Solyndra, the now-shuttered California company, had been a poster child for President Barack Obama's initiative to invest in clean energies and received the administration's first energy loan of $535 million. But a year ago, in October 2010, the solar panel manufacturer was quickly running out of money and had warned the Energy Department it would need emergency cash to avoid having to shut down.
The new emails about the layoff announcement were released Tuesday as part of a House Energy and Commerce Committee memo, provided in advance of Energy Secretary Steven Chu's scheduled testimony before the investigative committee Thursday.
Solyndra's chief executive warned the Energy Department on Oct. 25, 2010, that he intended to announce worker layoffs Oct. 28. He said he was spurred by numerous calls from reporters and potential investors about rumors the firm was in financial trouble and was planning to lay off workers and close one of its two plants.

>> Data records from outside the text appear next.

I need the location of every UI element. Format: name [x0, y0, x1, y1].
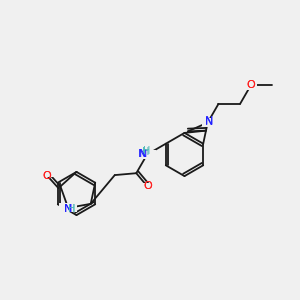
Text: O: O — [42, 171, 51, 181]
Text: N: N — [138, 149, 146, 159]
Text: N: N — [138, 149, 147, 159]
Text: H: H — [68, 204, 75, 214]
FancyBboxPatch shape — [202, 118, 214, 127]
FancyBboxPatch shape — [142, 183, 154, 192]
Text: H: H — [142, 147, 149, 158]
Text: H: H — [68, 204, 76, 214]
FancyBboxPatch shape — [42, 168, 54, 177]
Text: O: O — [42, 171, 51, 181]
Text: O: O — [144, 181, 152, 191]
Text: O: O — [144, 181, 152, 191]
Text: N: N — [205, 116, 213, 126]
FancyBboxPatch shape — [138, 150, 156, 159]
FancyBboxPatch shape — [245, 81, 257, 90]
FancyBboxPatch shape — [59, 203, 77, 212]
Text: N: N — [205, 117, 213, 127]
Text: H: H — [142, 146, 150, 157]
Text: O: O — [247, 80, 255, 90]
Text: N: N — [64, 204, 72, 214]
Text: O: O — [247, 80, 255, 90]
Text: N: N — [64, 204, 72, 214]
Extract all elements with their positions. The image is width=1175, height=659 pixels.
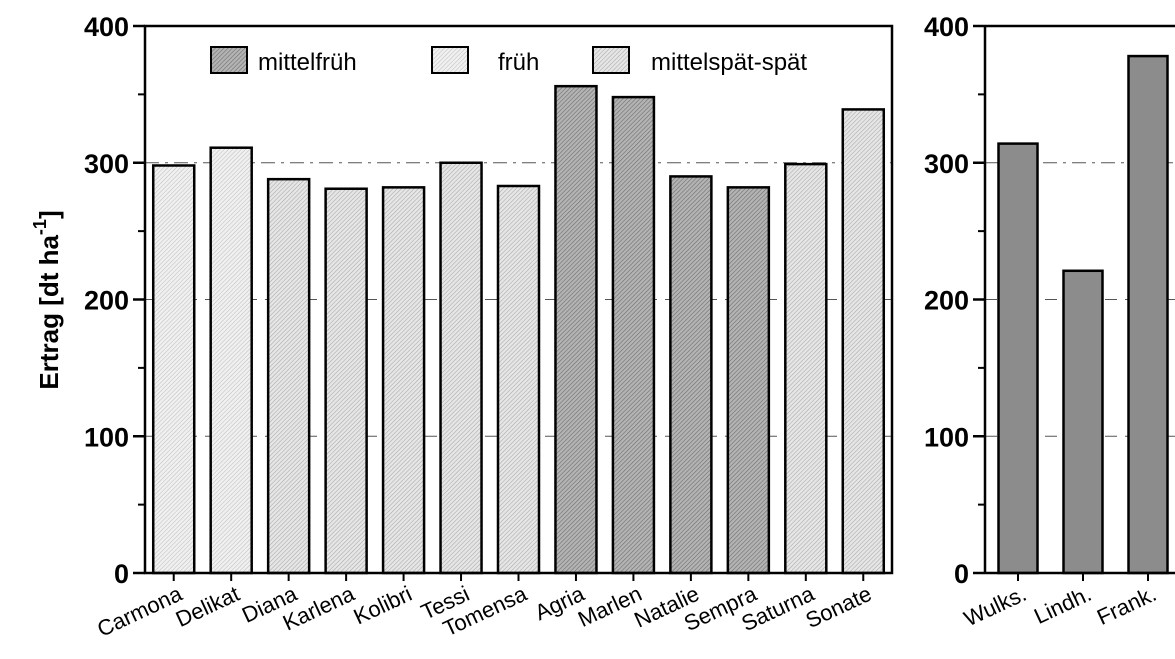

But in an Oct. 30, 2010, email, advisers to Solyndra's primary investor, Argonaut Equity, explain that the Energy Department had strongly urged the company to put off the layoff announcement until Nov. 3. The midterm elections were held Nov. 2 and led to Republicans taking control of the House of Representatives.
"DOE continues to be cooperative and have indicated that they will fund the November draw on our loan (app. $40 million) but have not committed to December yet," a Solyndra investor adviser wrote Oct. 30. "They did push very hard for us to hold our announcement of the consolidation to employees and vendors to Nov. 3rd — oddly they didn't give a reason for that date."

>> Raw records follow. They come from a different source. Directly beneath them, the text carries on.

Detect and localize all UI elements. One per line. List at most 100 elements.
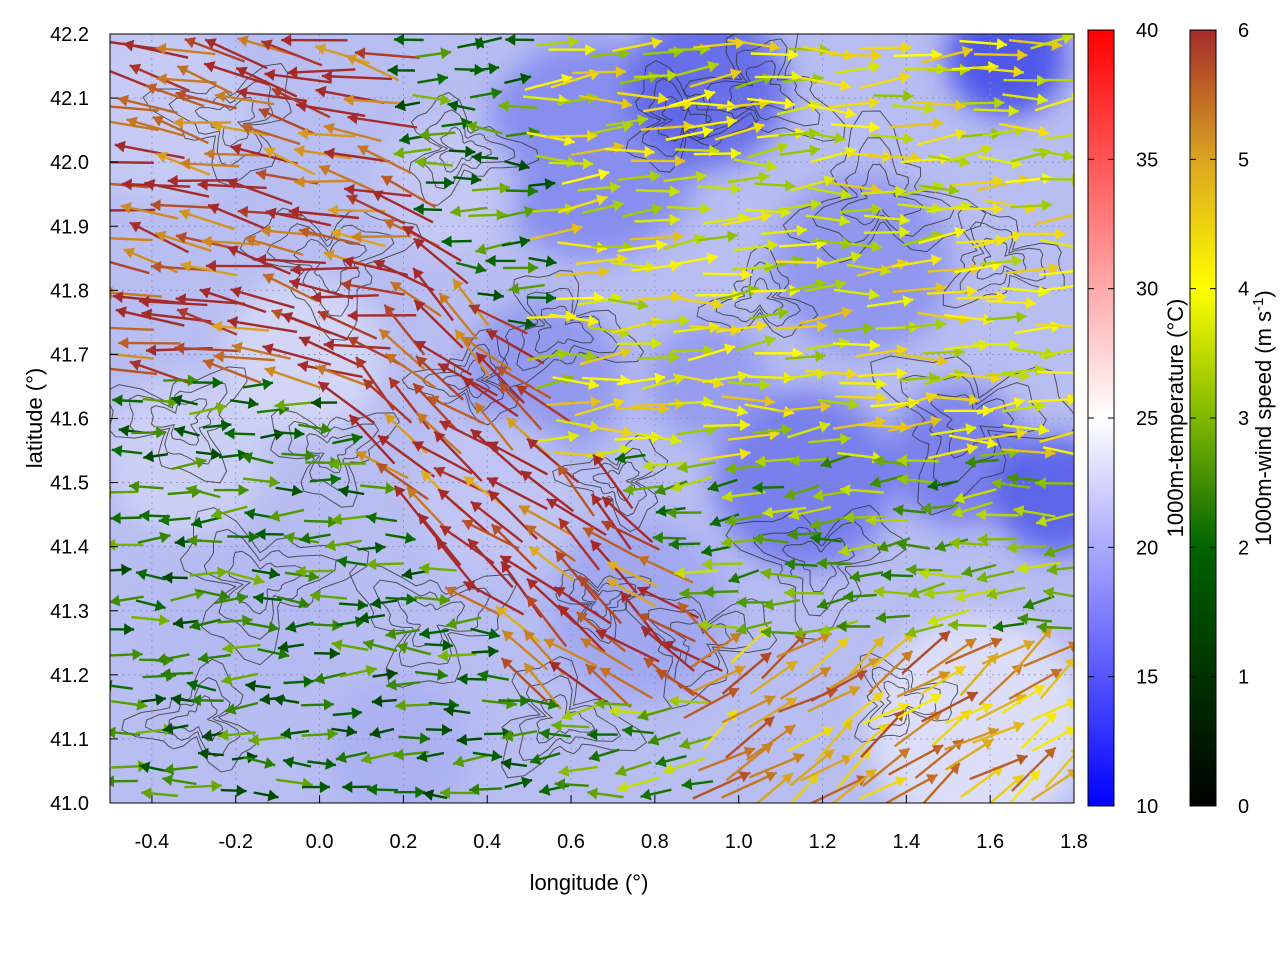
- wind-vector-head: [115, 306, 127, 318]
- wind-vector-head: [385, 482, 396, 495]
- wind-vector-head: [439, 293, 451, 305]
- wind-vector-head: [613, 397, 625, 410]
- wind-vector: [227, 319, 298, 334]
- wind-vector-head: [819, 43, 830, 56]
- wind-vector-head: [1070, 749, 1074, 754]
- wind-vector-head: [551, 719, 562, 732]
- wind-vector-head: [898, 748, 910, 760]
- wind-vector: [235, 66, 298, 98]
- wind-vector-head: [201, 235, 212, 248]
- wind-vector-head: [839, 214, 850, 227]
- wind-vector: [580, 637, 634, 672]
- wind-vector-head: [385, 627, 397, 640]
- wind-vector-head: [357, 599, 368, 611]
- wind-vector-head: [118, 424, 130, 437]
- wind-vector-head: [901, 650, 913, 663]
- wind-vector-head: [559, 518, 570, 530]
- wind-vector: [1037, 284, 1074, 293]
- wind-vector-head: [585, 349, 597, 362]
- wind-vector-head: [416, 750, 428, 763]
- wind-vector-head: [619, 444, 631, 456]
- wind-vector-head: [931, 744, 944, 756]
- wind-vector: [230, 288, 295, 309]
- colorbar-tick-label: 20: [1136, 537, 1158, 559]
- wind-vector-head: [298, 596, 310, 609]
- wind-vector-head: [576, 612, 589, 623]
- wind-vector-head: [461, 117, 473, 130]
- wind-vector-head: [366, 512, 377, 524]
- wind-vector-head: [495, 606, 508, 618]
- wind-vector-head: [132, 648, 143, 661]
- wind-vector-head: [938, 631, 950, 643]
- wind-vector-head: [960, 63, 970, 76]
- wind-vector-head: [1017, 49, 1028, 61]
- wind-vector-head: [218, 589, 230, 602]
- wind-vector-head: [723, 343, 736, 355]
- wind-vector-head: [726, 709, 738, 722]
- wind-vector-head: [896, 454, 907, 467]
- wind-vector-head: [501, 658, 513, 670]
- wind-vector-head: [462, 377, 475, 389]
- wind-vector-head: [224, 427, 235, 440]
- wind-vector: [317, 310, 378, 340]
- wind-vector: [498, 381, 543, 431]
- wind-vector-head: [845, 107, 857, 119]
- wind-vector-head: [475, 402, 486, 415]
- wind-vector: [1037, 370, 1074, 375]
- wind-vector-head: [138, 295, 150, 308]
- wind-vector: [417, 512, 462, 566]
- wind-vector-head: [520, 470, 533, 482]
- x-tick-label: 1.2: [809, 831, 837, 853]
- wind-vector: [495, 365, 552, 400]
- wind-vector-head: [238, 484, 249, 497]
- y-tick-label: 41.3: [50, 601, 89, 623]
- wind-vector-head: [784, 586, 795, 599]
- wind-vector-head: [992, 620, 1004, 633]
- wind-vector-head: [602, 496, 614, 508]
- wind-vector-head: [823, 175, 835, 187]
- wind-vector-head: [87, 253, 98, 265]
- wind-vector-head: [835, 278, 847, 291]
- y-tick-label: 42.0: [50, 152, 89, 174]
- wind-vector-head: [423, 789, 435, 801]
- wind-vector-head: [211, 320, 223, 333]
- wind-vector-head: [175, 231, 187, 244]
- wind-vector-head: [818, 421, 831, 433]
- wind-vector-head: [111, 445, 123, 457]
- wind-vector: [298, 336, 363, 368]
- wind-vector-head: [1078, 128, 1089, 140]
- wind-vector-head: [419, 562, 430, 575]
- wind-vector-head: [896, 538, 907, 551]
- wind-vector-head: [158, 514, 170, 526]
- wind-vector: [287, 68, 356, 74]
- wind-vector-head: [841, 306, 853, 319]
- wind-vector: [1038, 269, 1074, 277]
- wind-vector-head: [903, 132, 914, 145]
- wind-vector-head: [707, 480, 720, 492]
- wind-vector-head: [248, 733, 260, 746]
- wind-vector-head: [346, 54, 358, 66]
- wind-vector: [1044, 753, 1074, 789]
- wind-vector-head: [729, 632, 742, 644]
- wind-vector-head: [1071, 92, 1074, 102]
- x-axis-ticks: -0.4 -0.2 0.0 0.2 0.4 0.6 0.8 1.0 1.2 1.4 1.6 1.8: [135, 795, 1088, 853]
- wind-vector-head: [347, 309, 358, 322]
- wind-vector: [692, 771, 751, 800]
- wind-vector-head: [171, 394, 183, 407]
- wind-vector-head: [336, 555, 348, 568]
- wind-vector-head: [648, 734, 660, 746]
- wind-vector-head: [954, 99, 966, 112]
- wind-vector: [461, 376, 519, 418]
- wind-vector-head: [879, 264, 891, 277]
- wind-vector-head: [539, 727, 550, 740]
- wind-vector-head: [154, 599, 166, 612]
- wind-vector-head: [677, 461, 689, 473]
- wind-vector-head: [156, 426, 167, 439]
- wind-vector: [362, 378, 413, 424]
- wind-vector-head: [894, 776, 907, 788]
- wind-vector-head: [205, 259, 216, 272]
- wind-vector: [515, 384, 571, 423]
- wind-vector: [553, 585, 612, 625]
- wind-vector-head: [351, 433, 363, 445]
- wind-vector-head: [816, 557, 827, 570]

Solyndra has become a rallying cry for Republicans who argue that Obama used his clean energy initiative to steer valuable loans to benefit his friends and donors. Argonaut is a private equity firm of George Kaiser, who advised his investor deputies on how to approach the White House to help Solyndra with its financial problems.
Earlier in October, Solyndra executives and investors had warned the agency that they needed emergency financing to keep the company operating after December and were working with the agency to restructure and ease the terms of its half-billion-dollar federal loan.
On Oct. 25, 2010, Solyndra chief executive Brian Harrison emailed the Energy Department's loan staff to explain that Solyndra "has received some press inquiries about rumors of problems (one of them with quite accurate information) and we have received in-bound calls from potential investors. Both of these data points indicate the story is starting to leak outside Solyndra."
Harrison went on to state that he would "like to go forward with the internal communication (to employees regarding layoffs) on Thursday, October 28."
Harrison's email was forwarded to program director, Jonathan Silver, who then alerted White House climate change czar Carol Browner and Vice President Joe Biden's point person on stimulus, Ron Klain. Browner asked for more information about the announcement, and Chu's chief of staff explained he had left a voicemail message on her cellphone.
On Nov. 3, 2010, Solyndra announced it would lay off 40 workers and 150 contractors and shut down its Fab 1 factory. The department agreed to continue giving Solyndra installments of its federal loan despite the company's failure to meet key terms of the loan, and in February restructured its loan to give investors a chance to recover $75 million in new money they put into the company before taxpayers would be repaid.
Silver resigned from the agency last month.